Friday, April 21, 2023

The best pizza topping is salad

Pile those spring greens on your pie.

What to Cook This Weekend

Good morning. A friend scored me some pea shoots from the farm stand that sells them only one day a week — precious green and flavorful. If you can find any, they're terrific wilted over twice-cooked duck or on their own, lightly dressed with olive oil, lemon juice and a sprinkle of salt.

I love that salad best when it's thatched on top of a white pizza in a huge pile, glistening and tasting of spring. (If you can't find pea shoots, it's still fantastic with arugula or any young greens.) There's something about the combination of hot and cold, fat and astringency, that is absolutely of the moment. The dish neither looks back toward winter nor ahead toward summer. It's perfectly at rest: April on a plate.

So maybe you could make that pizza this weekend? Or pizzas? I love them all: clam-chowder pizza, for instance; or J. Kenji López-Alt's buldak pizza (above); pineapple ham pizza; or a plain pizza pie.

Of course for many in the world, today is the end of the Ramadan fast, celebrated with Eid al-Fitr feasting. You might join in with a lamb biryani or chicken kofta in tomato gravy, some spiced maqluba with tahini sauce and pistachio baklava.

Myself, I'd like to make some chicken katsu, with leftovers I can turn into katsudon for lunch on the following day. (Unless I make katsu curry, in which case: No leftovers, ever.)

Alternatively, I could fire up the grill for pulled pork or smoked chicken wings. Maybe grilled mushroom skewers with red chile paste or seared tofu with chipotle barbecue sauce? It'd be nice to cook outside.

Wherever the muse takes me, though, I've resolved on coconut pound cake for dessert, with vanilla ice cream. I hope you'll join me in that.

There are thousands more recipes to consider cooking this weekend waiting for you on New York Times Cooking. Yes, you need a subscription to read them. Subscriptions make this whole dance possible. I hope, if you haven't already, that you will subscribe today. Thanks.

If you run into trouble with our technology, please write for help. We're at cookingcare@nytimes.com. Someone will get back to you. And if you'd like to say hello or complain about something, please write to me. I'm at foodeditor@nytimes.com. I can't respond to every letter. (I get a lot of mail and I am but one person.) Still, I read every one I get.

Now, it's many miles from anything to do with radishes or black sea bass, but I'm tearing through Howard Fishman's "To Anyone Who Ever Asks: The Life, Music, and Mystery of Connie Converse," an investigation into the enigmatic life and mysterious vanishing of a midcentury singer-songwriter whose amazing music never reached the wide audience it might have.
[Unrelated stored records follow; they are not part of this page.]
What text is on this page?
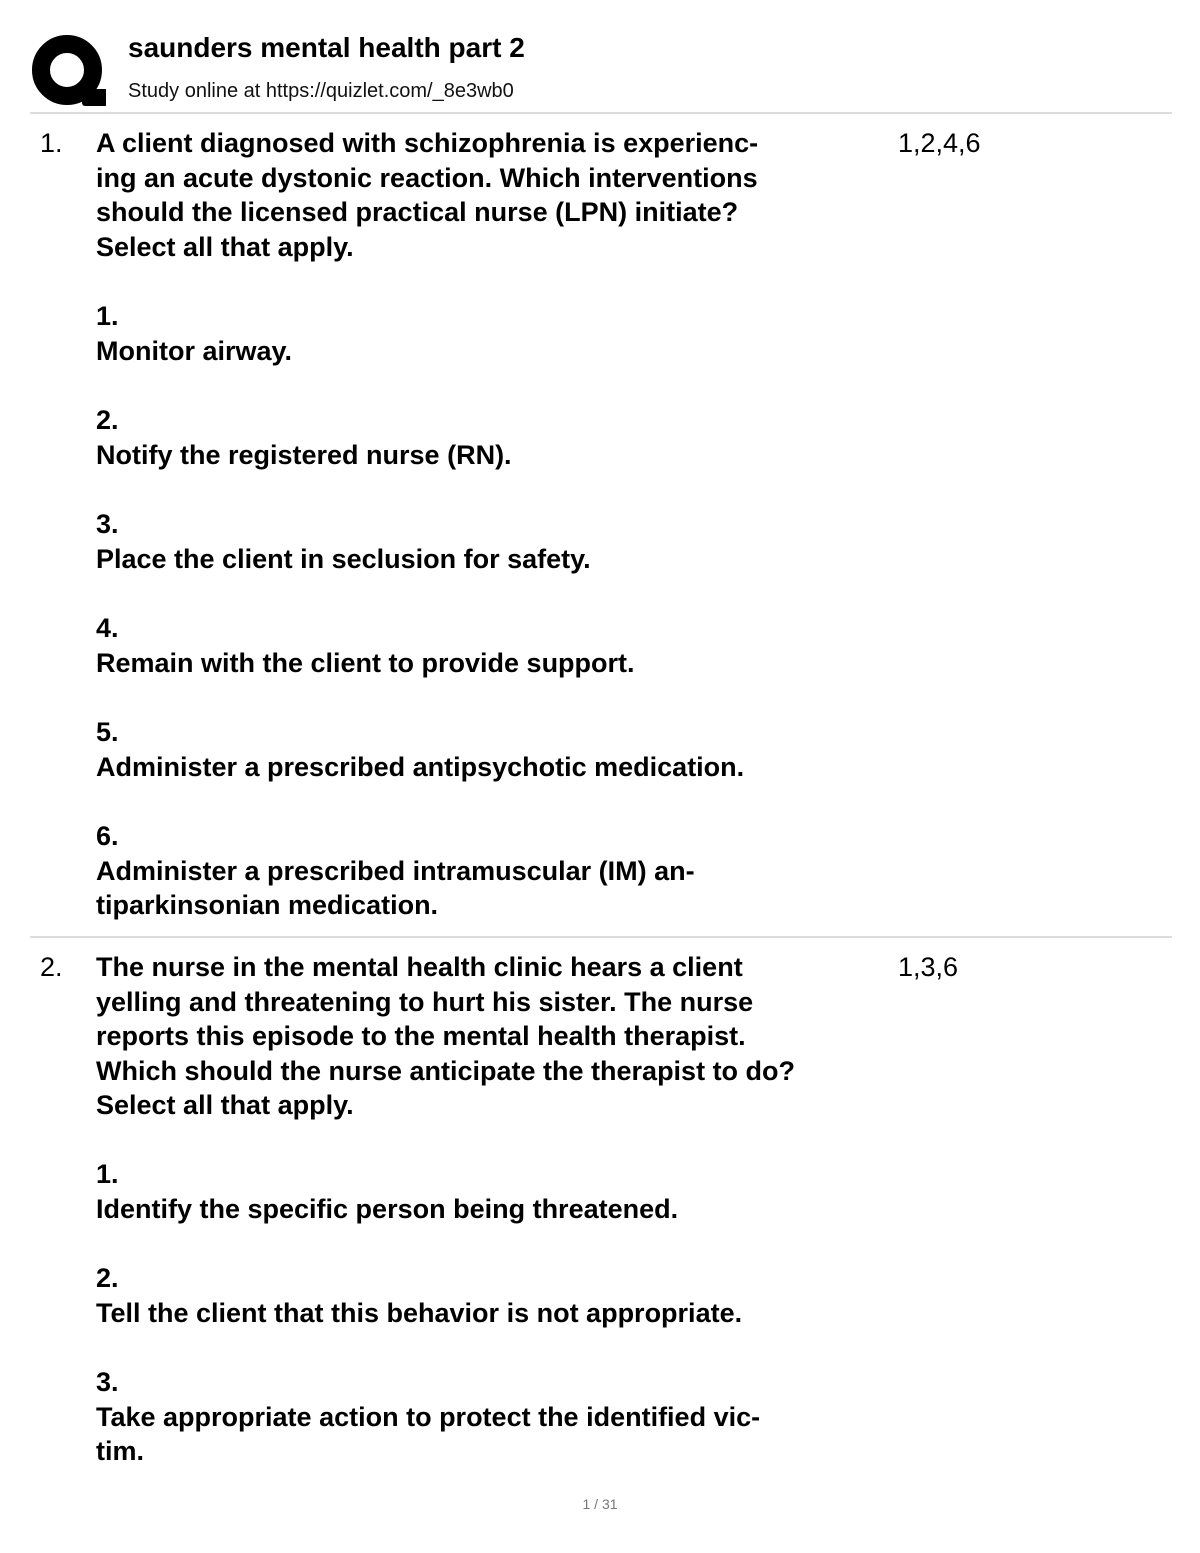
saunders mental health part 2
Study online at https://quizlet.com/_8e3wb0
1. A client diagnosed with schizophrenia is experienc-

ing an acute dystonic reaction. Which interventions

should the licensed practical nurse (LPN) initiate?

Select all that apply.

1,2,4,6
1.
Monitor airway.
2.
Notify the registered nurse (RN).
3.
Place the client in seclusion for safety.
4.
Remain with the client to provide support.
5.
Administer a prescribed antipsychotic medication.
6.
Administer a prescribed intramuscular (IM) an-
tiparkinsonian medication.
2. The nurse in the mental health clinic hears a client

yelling and threatening to hurt his sister. The nurse

reports this episode to the mental health therapist.

Which should the nurse anticipate the therapist to do?

Select all that apply.

1,3,6
1.
Identify the specific person being threatened.
2.
Tell the client that this behavior is not appropriate.
3.
Take appropriate action to protect the identified vic-
tim.
1 / 31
Also on the night stand: David Grann's "The Wager," about an 18th-century shipwreck off the coast of Chile. It's a book of horrors, but also an examination of self-interest and how it plays out in the stories we tell.

In The New York Times, please spend some time with Jason Farago's "Close Read" of the most beautiful calendar ever produced.

Finally, Jon Pareles put me onto a new track from Megan Moroney, "The Girl in the Mirror." Cook along with that, and I'll see you on Sunday.